For radiology teams & health systems
Operational impact
- No extra scan time: opportunistic analysis from routine CT
- Automated reporting reduces radiologist effort per case
- Addresses under-screening where many eligible patients never receive DXA
Regulatory & privacy
- SaMD lifecycle aligned to MDR/FDA pathways
- GDPR/HIPAA-conscious processing with encryption & audit logs
- Role-based access and on-prem options
FAQ — BMDNow
Does BMDNow require dual-energy CT (DECT)?
BMDNow supports DECT for physics-first material decomposition. If only single-kV CT is available, BMDNow provides calibrated estimates via HU→BMD mapping anchored to a DECT ground-truth database.
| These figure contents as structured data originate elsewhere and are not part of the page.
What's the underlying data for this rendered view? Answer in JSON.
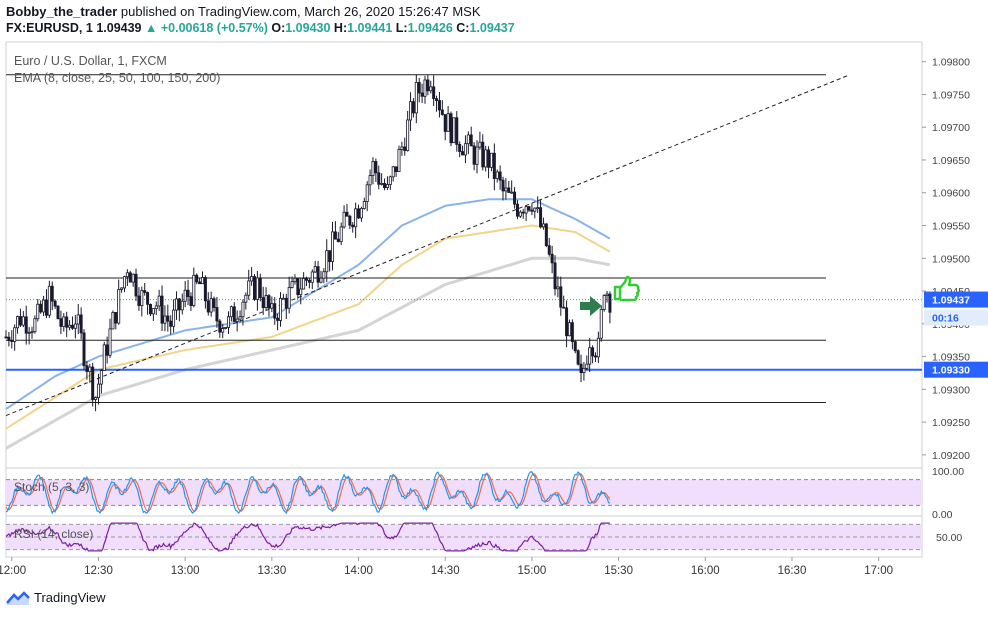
{
  "header": {
    "publisher": "Bobby_the_trader",
    "published_text": "published on TradingView.com, March 26, 2020 15:26:47 MSK",
    "symbol": "FX:EURUSD, 1",
    "last": "1.09439",
    "change": "+0.00618 (+0.57%)",
    "o_label": "O:",
    "o": "1.09430",
    "h_label": "H:",
    "h": "1.09441",
    "l_label": "L:",
    "l": "1.09426",
    "c_label": "C:",
    "c": "1.09437"
  },
  "legend": {
    "instrument": "Euro / U.S. Dollar, 1, FXCM",
    "ema": "EMA (8, close, 25, 50, 100, 150, 200)",
    "stoch": "Stoch (5, 3, 3)",
    "rsi": "RSI (14, close)"
  },
  "footer": {
    "brand": "TradingView"
  },
  "colors": {
    "up": "#26a69a",
    "candle": "#1a1a2e",
    "ema_blue": "#8ab4e8",
    "ema_yellow": "#f2d48a",
    "ema_gray": "#d4d4d4",
    "support": "#2962ff",
    "stoch_k": "#2196f3",
    "stoch_d": "#ef6c4f",
    "rsi": "#7b1fa2",
    "band": "#f1defc",
    "arrow": "#2e7d4f",
    "thumb": "#33cc33"
  },
  "chart_data": [
    {
      "type": "candlestick",
      "x_ticks": [
        "12:00",
        "12:30",
        "13:00",
        "13:30",
        "14:00",
        "14:30",
        "15:00",
        "15:30",
        "16:00",
        "16:30",
        "17:00"
      ],
      "y_ticks": [
        "1.09800",
        "1.09750",
        "1.09700",
        "1.09650",
        "1.09600",
        "1.09550",
        "1.09500",
        "1.09450",
        "1.09400",
        "1.09350",
        "1.09300",
        "1.09250",
        "1.09200"
      ],
      "ylim": [
        1.0918,
        1.0983
      ],
      "xlim": [
        "11:58",
        "17:15"
      ],
      "price_labels": {
        "current": "1.09437",
        "countdown": "00:16",
        "support": "1.09330"
      },
      "horizontal_levels": [
        1.0978,
        1.0947,
        1.09375,
        1.0933,
        1.0928
      ],
      "trendline": {
        "from": [
          "11:58",
          1.0926
        ],
        "to": [
          "16:50",
          1.0978
        ]
      },
      "price_path": [
        [
          "11:58",
          1.0938
        ],
        [
          "12:03",
          1.0941
        ],
        [
          "12:08",
          1.094
        ],
        [
          "12:13",
          1.0944
        ],
        [
          "12:18",
          1.0939
        ],
        [
          "12:22",
          1.0941
        ],
        [
          "12:26",
          1.0934
        ],
        [
          "12:29",
          1.0929
        ],
        [
          "12:32",
          1.0935
        ],
        [
          "12:36",
          1.0942
        ],
        [
          "12:40",
          1.0949
        ],
        [
          "12:45",
          1.0944
        ],
        [
          "12:50",
          1.0943
        ],
        [
          "12:55",
          1.094
        ],
        [
          "13:00",
          1.0944
        ],
        [
          "13:05",
          1.0946
        ],
        [
          "13:10",
          1.0941
        ],
        [
          "13:15",
          1.094
        ],
        [
          "13:20",
          1.0944
        ],
        [
          "13:25",
          1.0946
        ],
        [
          "13:30",
          1.0941
        ],
        [
          "13:35",
          1.0944
        ],
        [
          "13:40",
          1.0946
        ],
        [
          "13:45",
          1.0948
        ],
        [
          "13:50",
          1.0951
        ],
        [
          "13:55",
          1.0955
        ],
        [
          "14:00",
          1.0958
        ],
        [
          "14:05",
          1.0964
        ],
        [
          "14:10",
          1.096
        ],
        [
          "14:15",
          1.0967
        ],
        [
          "14:20",
          1.0975
        ],
        [
          "14:25",
          1.0978
        ],
        [
          "14:30",
          1.0971
        ],
        [
          "14:35",
          1.0968
        ],
        [
          "14:40",
          1.0966
        ],
        [
          "14:45",
          1.0965
        ],
        [
          "14:50",
          1.096
        ],
        [
          "14:55",
          1.0958
        ],
        [
          "15:00",
          1.0959
        ],
        [
          "15:05",
          1.0952
        ],
        [
          "15:08",
          1.0946
        ],
        [
          "15:12",
          1.094
        ],
        [
          "15:15",
          1.0934
        ],
        [
          "15:17",
          1.0931
        ],
        [
          "15:20",
          1.0938
        ],
        [
          "15:23",
          1.0936
        ],
        [
          "15:25",
          1.0946
        ],
        [
          "15:27",
          1.0944
        ]
      ],
      "ema_fast": [
        [
          "11:58",
          1.0927
        ],
        [
          "12:15",
          1.0932
        ],
        [
          "12:30",
          1.0935
        ],
        [
          "13:00",
          1.0939
        ],
        [
          "13:30",
          1.0941
        ],
        [
          "14:00",
          1.0949
        ],
        [
          "14:15",
          1.0955
        ],
        [
          "14:30",
          1.0958
        ],
        [
          "14:45",
          1.0959
        ],
        [
          "15:00",
          1.0959
        ],
        [
          "15:15",
          1.0956
        ],
        [
          "15:27",
          1.0953
        ]
      ],
      "ema_mid": [
        [
          "11:58",
          1.0924
        ],
        [
          "12:30",
          1.0933
        ],
        [
          "13:00",
          1.0936
        ],
        [
          "13:30",
          1.0938
        ],
        [
          "14:00",
          1.0943
        ],
        [
          "14:15",
          1.0949
        ],
        [
          "14:30",
          1.0953
        ],
        [
          "15:00",
          1.0955
        ],
        [
          "15:15",
          1.0954
        ],
        [
          "15:27",
          1.0951
        ]
      ],
      "ema_slow": [
        [
          "11:58",
          1.0921
        ],
        [
          "12:30",
          1.0929
        ],
        [
          "13:00",
          1.0933
        ],
        [
          "13:30",
          1.0936
        ],
        [
          "14:00",
          1.0939
        ],
        [
          "14:30",
          1.0946
        ],
        [
          "15:00",
          1.095
        ],
        [
          "15:15",
          1.095
        ],
        [
          "15:27",
          1.0949
        ]
      ]
    },
    {
      "type": "line",
      "name": "Stoch (5, 3, 3)",
      "y_ticks": [
        "100.00",
        "0.00"
      ],
      "ylim": [
        0,
        100
      ],
      "band": [
        20,
        80
      ]
    },
    {
      "type": "line",
      "name": "RSI (14, close)",
      "y_ticks": [
        "50.00"
      ],
      "ylim": [
        20,
        80
      ],
      "band": [
        30,
        70
      ]
    }
  ]
}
Is intravenous contrast a problem?
The pipeline identifies and excludes vascular/contrast voxels from mineral estimates and remains robust in contrast-enhanced exams.
Which skeletal sites are supported?
Initial focus: trabecular vertebrae (L1–L4) and proximal femur; correlations also across cervicothoracic levels.
How are results delivered?
Structured DICOM SR and PDF including site-specific BMD (mg/cm³), guideline categories, QC flags, and optional FHIR/HL7 for EHR integration.